Abstract:
In our thesis we have analyzed different types of PCF namely, hexagonal, rectangular and terahertz photonic crystal fibers by a special method known as the finite element method. Photonic Crystal Fibers are promising novel technology with several possible applications in wave guides, nonlinear optics, fiber lasers, sensory systems, ultra-wide-band transmission, supercontinuum generation, high power delivery, optical amplifiers, and other functional devices. Due to these advantages during the last decade, photonic crystal fibers (PCFs) have been extensively studied for these applications utilizing their unique capabilities such as endless single mode operation, modifiable & anomalous dispersion, large mode area, non-linear effects, solitons propagation, high birefringence, and enhanced or suppressed optical nonlinearity. These unique characteristics come from the fact that optical properties of the guided modes in the core can be easily manipulated by changing the structure of PCF. The H-PCF and R-PCF have frequency located in the communication band region and the THz-PCF has frequency located in the THz region. We have discussed about the structure like how the different model are made of; characteristic properties like dispersion, confinement loss, v parameter; their construction etc. For the construction of these models we have used a special software named Comsol, a brief discussion of which is given in one of the chapters. Alongside the properties and the structure, we have obtained different graphs and values like confinement loss and v parameter in order to explain the properties more easily. We have also shown the dispersion properties and discussed the probability of flattened and zero dispersion wavelengths.
Description:
The authors would like to thank Dr. Md. Shah Alam for his coordination, patience and advices through the research. This thesis would not have been completed without his kind support and guidance. We would like to express my gratitude and gratefulness for his instructions, continuous encouragement, valuable discussions, and careful review during the period of this research. His perpetual motivation gave the confidence to carry out this work. We are thankful to him for providing all the necessary information, meaningful discussions and proper guidance.

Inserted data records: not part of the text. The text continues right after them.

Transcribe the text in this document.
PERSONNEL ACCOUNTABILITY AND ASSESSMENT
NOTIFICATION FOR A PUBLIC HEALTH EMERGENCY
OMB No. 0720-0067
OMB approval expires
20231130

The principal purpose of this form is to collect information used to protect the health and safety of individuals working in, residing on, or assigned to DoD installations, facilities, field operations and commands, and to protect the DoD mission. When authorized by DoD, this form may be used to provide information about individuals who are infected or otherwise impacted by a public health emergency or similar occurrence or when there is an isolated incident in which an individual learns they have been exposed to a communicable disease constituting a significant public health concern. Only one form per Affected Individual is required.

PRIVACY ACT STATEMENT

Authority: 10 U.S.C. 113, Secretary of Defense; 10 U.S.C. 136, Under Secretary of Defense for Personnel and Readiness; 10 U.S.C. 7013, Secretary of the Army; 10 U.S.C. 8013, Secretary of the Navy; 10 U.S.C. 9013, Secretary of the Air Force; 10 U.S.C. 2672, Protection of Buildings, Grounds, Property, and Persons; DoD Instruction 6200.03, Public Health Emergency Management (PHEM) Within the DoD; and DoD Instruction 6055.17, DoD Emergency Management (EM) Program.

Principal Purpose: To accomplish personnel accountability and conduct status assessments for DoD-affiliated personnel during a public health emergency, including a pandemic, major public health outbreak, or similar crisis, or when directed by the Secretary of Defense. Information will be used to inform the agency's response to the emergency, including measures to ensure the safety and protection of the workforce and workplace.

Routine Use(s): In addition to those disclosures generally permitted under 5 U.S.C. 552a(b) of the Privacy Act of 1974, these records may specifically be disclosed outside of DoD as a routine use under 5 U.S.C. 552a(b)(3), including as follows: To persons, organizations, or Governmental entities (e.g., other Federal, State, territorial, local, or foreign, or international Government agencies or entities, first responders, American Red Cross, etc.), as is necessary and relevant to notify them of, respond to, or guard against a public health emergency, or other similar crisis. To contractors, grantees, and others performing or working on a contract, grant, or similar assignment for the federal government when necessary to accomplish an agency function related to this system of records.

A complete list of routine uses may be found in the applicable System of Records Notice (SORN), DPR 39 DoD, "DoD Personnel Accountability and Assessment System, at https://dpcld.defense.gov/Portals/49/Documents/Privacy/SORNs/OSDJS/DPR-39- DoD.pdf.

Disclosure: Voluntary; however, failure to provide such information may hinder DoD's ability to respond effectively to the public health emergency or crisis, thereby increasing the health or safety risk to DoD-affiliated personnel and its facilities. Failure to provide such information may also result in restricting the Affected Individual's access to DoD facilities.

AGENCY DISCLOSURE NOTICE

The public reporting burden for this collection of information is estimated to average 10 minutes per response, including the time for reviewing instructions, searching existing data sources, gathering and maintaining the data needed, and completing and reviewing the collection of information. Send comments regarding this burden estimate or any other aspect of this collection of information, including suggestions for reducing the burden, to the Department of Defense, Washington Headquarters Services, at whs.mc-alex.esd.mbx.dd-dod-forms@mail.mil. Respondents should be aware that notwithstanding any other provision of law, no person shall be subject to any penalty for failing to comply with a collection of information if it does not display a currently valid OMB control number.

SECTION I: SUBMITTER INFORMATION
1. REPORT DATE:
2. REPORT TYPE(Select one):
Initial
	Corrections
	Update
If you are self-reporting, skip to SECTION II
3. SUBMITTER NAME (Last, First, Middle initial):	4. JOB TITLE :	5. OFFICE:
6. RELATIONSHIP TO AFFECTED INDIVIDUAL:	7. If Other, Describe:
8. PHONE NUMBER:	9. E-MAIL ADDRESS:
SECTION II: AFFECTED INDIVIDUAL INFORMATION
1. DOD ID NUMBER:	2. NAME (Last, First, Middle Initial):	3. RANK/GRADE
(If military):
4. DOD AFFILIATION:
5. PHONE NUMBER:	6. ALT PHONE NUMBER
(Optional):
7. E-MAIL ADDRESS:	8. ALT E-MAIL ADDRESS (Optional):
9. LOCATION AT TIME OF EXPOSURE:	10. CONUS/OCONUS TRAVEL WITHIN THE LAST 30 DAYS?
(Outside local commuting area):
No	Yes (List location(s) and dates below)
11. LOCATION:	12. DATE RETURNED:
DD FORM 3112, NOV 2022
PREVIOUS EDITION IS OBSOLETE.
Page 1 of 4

Our sincere gratitude to the authority of MIST for providing with necessary assistance and allowing to use the university's computers and library resources.
We would also like to pay our solemn regards to our family and friends who supported us generously and encouraged us enormously to complete this job.
Last but not the least we are grateful to the Almighty, without his mercy and help, it would not be possible to complete the job properly and in time.